In der Woche zuvor ist es still. Nebel hängt über dem Saaletal, weit lässt sich nicht sehen. In sanfter Kurve führt vom neuen Parkplatz der Weg hinauf zur Burg. Er ist, wie alles hier, trefflich saniert. Nach 500 Metern Anstieg kommt das Burgtor, daneben der markante Bau des modernen Besucherzentrums. Hier gibt es die Tickets und eine freundliche Wegbeschreibung. Durch das Tor, immer geradeaus und hinein in die innere Burg; dort dann gleich wieder rechts.
Der Weg ist kurz und führt doch an viel Veränderung vorbei. Rechts lädt die mittelalterliche Schänke ein, links die Porzellanwelten. Seit 2007 sind hier 15 Millionen Euro investiert worden, um die Geschichte des weißen Goldes und seine Bedeutung für Thüringen modern und aufregend darzustellen. Die größte Porzellanvase der Welt steht hier – sie ist sechs Meter hoch – und die kleinste Teekanne des Planeten. Sie misst gerade mal drei Millimeter. Sechs Porzellanwelten erwarten die Besucher.
Die siebte, der Schlussstein des ganzen Vorhabens, ist die Dreieinigkeitskapelle. Der Innenraum, entworfen vom Amerikaner Michal Brown, soll den Ruhm der Leuchtenburg weiter mehren: als erste Porzellankirche der ganzen Republik. Davon ist zunächst nichts zu sehen. Vom aufgearbeiteten Boden bis hinauf zur fast sechs Meter hohen Decke versperren Spiegel die Sicht. Erst auf der anderen Seite dieser Riesenlamellen, im Kirchenraum mit Blick zum Altar, kommt der wahre Augenöffner.
30 Lamellen umringen den Kirchenraum mit seinen massiven Sitzblöcken aus Eichenholz. Elliptisch angeordnet schaffen sie eine Art Vorhang. Ihre Vorderseiten bedecken drei Millimeter dünne Platten aus einem technischen Porzellan eines spanischen Herstellers, an den Seiten blitzt das Chrom der Fassungen. Den kantigen Altar und das Deckenoval schmücken schlichte Lichtkreuze.

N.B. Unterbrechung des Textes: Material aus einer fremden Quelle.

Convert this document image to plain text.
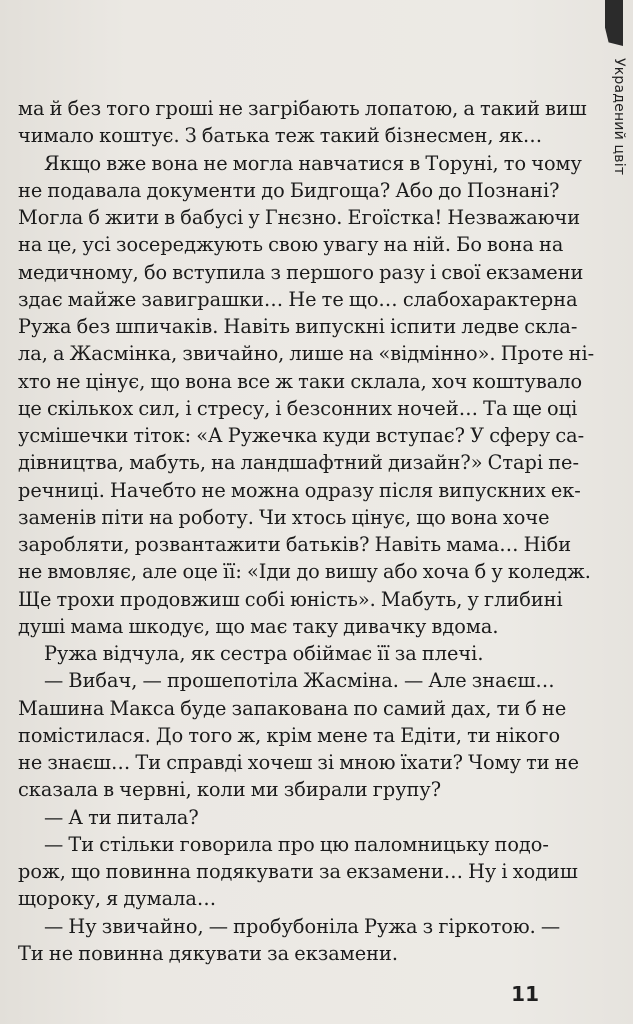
Украдений цвіт
ма й без того гроші не загрібають лопатою, а такий виш
чимало коштує. З батька теж такий бізнесмен, як…
Якщо вже вона не могла навчатися в Торуні, то чому
не подавала документи до Бидгоща? Або до Познані?
Могла б жити в бабусі у Гнєзно. Егоїстка! Незважаючи
на це, усі зосереджують свою увагу на ній. Бо вона на
медичному, бо вступила з першого разу і свої екзамени
здає майже завиграшки… Не те що… слабохарактерна
Ружа без шпичаків. Навіть випускні іспити ледве скла-
ла, а Жасмінка, звичайно, лише на «відмінно». Проте ні-
хто не цінує, що вона все ж таки склала, хоч коштувало
це скількох сил, і стресу, і безсонних ночей… Та ще оці
усмішечки тіток: «А Ружечка куди вступає? У сферу са-
дівництва, мабуть, на ландшафтний дизайн?» Старі пе-
речниці. Начебто не можна одразу після випускних ек-
заменів піти на роботу. Чи хтось цінує, що вона хоче
заробляти, розвантажити батьків? Навіть мама… Ніби
не вмовляє, але оце її: «Іди до вишу або хоча б у коледж.
Ще трохи продовжиш собі юність». Мабуть, у глибині
душі мама шкодує, що має таку дивачку вдома.
Ружа відчула, як сестра обіймає її за плечі.
— Вибач, — прошепотіла Жасміна. — Але знаєш…
Машина Макса буде запакована по самий дах, ти б не
помістилася. До того ж, крім мене та Едіти, ти нікого
не знаєш… Ти справді хочеш зі мною їхати? Чому ти не
сказала в червні, коли ми збирали групу?
— А ти питала?
— Ти стільки говорила про цю паломницьку подо-
рож, що повинна подякувати за екзамени… Ну і ходиш
щороку, я думала…
— Ну звичайно, — пробубоніла Ружа з гіркотою. —
Ти не повинна дякувати за екзамени.
11
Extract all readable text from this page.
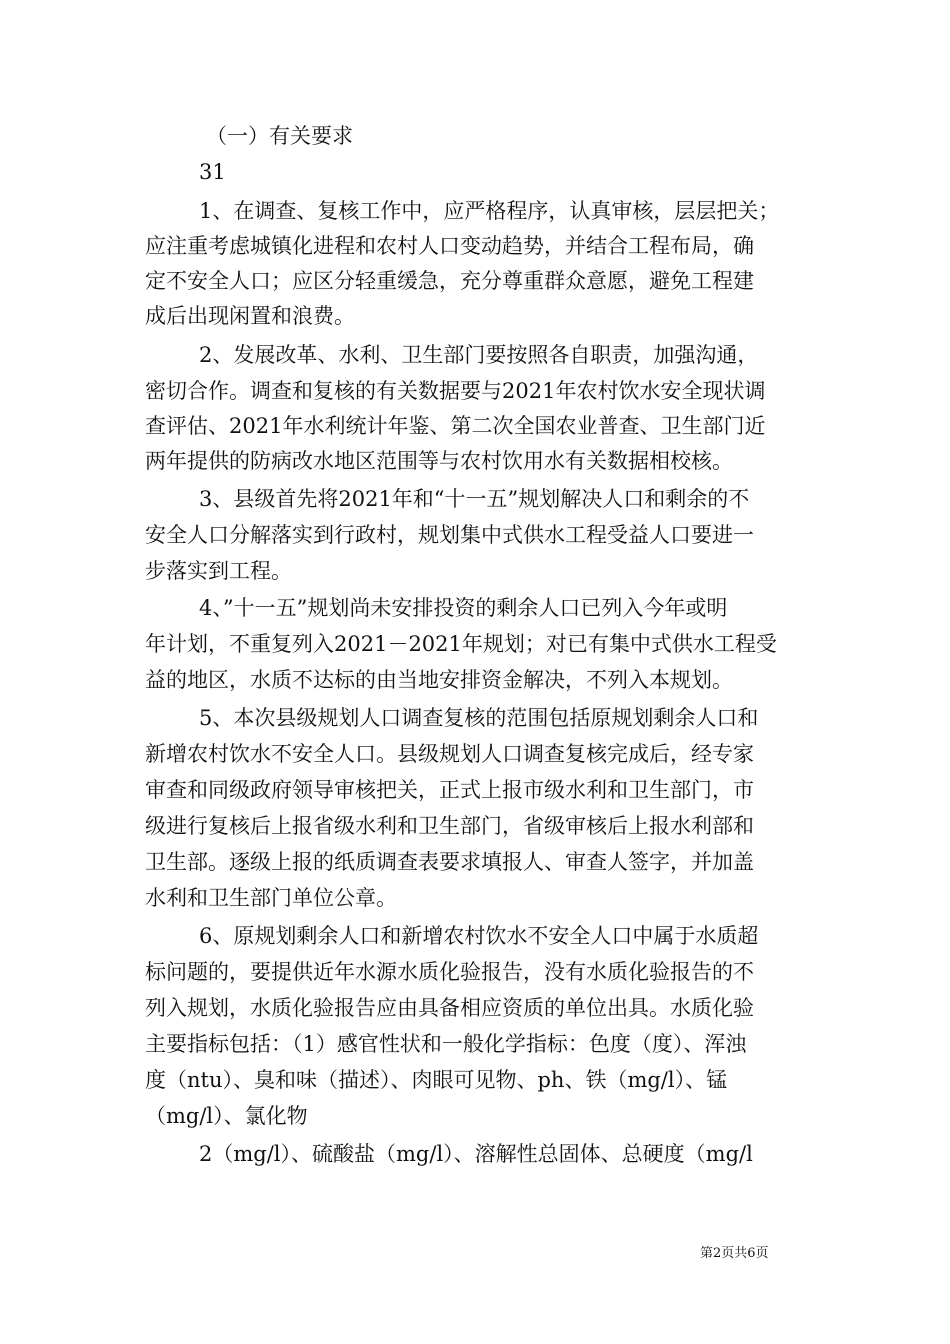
（一）有关要求
31
1、在调查、复核工作中，应严格程序，认真审核，层层把关；
应注重考虑城镇化进程和农村人口变动趋势，并结合工程布局，确
定不安全人口；应区分轻重缓急，充分尊重群众意愿，避免工程建
成后出现闲置和浪费。
2、发展改革、水利、卫生部门要按照各自职责，加强沟通，
密切合作。调查和复核的有关数据要与2021年农村饮水安全现状调
查评估、2021年水利统计年鉴、第二次全国农业普查、卫生部门近
两年提供的防病改水地区范围等与农村饮用水有关数据相校核。
3、县级首先将2021年和“十一五”规划解决人口和剩余的不
安全人口分解落实到行政村，规划集中式供水工程受益人口要进一
步落实到工程。
4、”十一五”规划尚未安排投资的剩余人口已列入今年或明
年计划，不重复列入2021－2021年规划；对已有集中式供水工程受
益的地区，水质不达标的由当地安排资金解决，不列入本规划。
5、本次县级规划人口调查复核的范围包括原规划剩余人口和
新增农村饮水不安全人口。县级规划人口调查复核完成后，经专家
审查和同级政府领导审核把关，正式上报市级水利和卫生部门，市
级进行复核后上报省级水利和卫生部门，省级审核后上报水利部和
卫生部。逐级上报的纸质调查表要求填报人、审查人签字，并加盖
水利和卫生部门单位公章。
6、原规划剩余人口和新增农村饮水不安全人口中属于水质超
标问题的，要提供近年水源水质化验报告，没有水质化验报告的不
列入规划，水质化验报告应由具备相应资质的单位出具。水质化验
主要指标包括：（1）感官性状和一般化学指标：色度（度）、浑浊
度（ntu）、臭和味（描述）、肉眼可见物、ph、铁（mg/l）、锰
（mg/l）、氯化物
2（mg/l）、硫酸盐（mg/l）、溶解性总固体、总硬度（mg/l
第2页共6页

Die Kapelle ist klein, aber fein und elegant

Ein Raum im Raum. Der Architekt, ein Schüler von Daniel Libeskind, geht in seinen Intentionen noch einen Schritt weiter. Die über fünf Meter hohen, weißen Lamellen sollen an die Säulen einer gotischen Kathedrale erinnern, zwischen denen sich plötzlich der Blick in die Seitenschiffe weitet. Doch auch ohne diese Erklärung lässt sich die Kapelle genießen; sie mag zwar klein sein, doch ihre klare Eleganz lässt sie in Reinheit leuchten.
Aber auch an die dunklen Flecken der Burggeschichte soll erinnert werden. 5200 Menschen waren hier über anderthalb Jahrhunderte im Zuchthaus eingekerkert. Zu den Fußeisen und den Fesseln an den Händen gibt es knochenharte Arbeit. Der Gottesdienst und die Unterrichtung in Lesen und Schreiben, für die der Gefängnispfarrer auch zuständig ist, machen die Kapelle zur Zuflucht.
Ein Hochleistungsbeamer übernimmt künftig die Erinnerungsarbeit. Er wirft 5200 Punkte an die Porzellanlamellen, die gemeinsam die Silhouette der Burg bilden. Das Publikum zur Kirchweihe ist zumindest von einer ersten, temporären Aufführung des Punkte-Konzerts beeindruckt, auch die Menschen im Rittersaal, in den das Spektakel aus der rappelvollen Kapelle übertragen wird. Viele wollen bald wiederkommen – zu einem Gottesdienst, einem Orgelkonzert, einer Taufe oder einer Hochzeit. Die nächste Gelegenheit dazu ist am 31. Oktober, dem Reformationstag.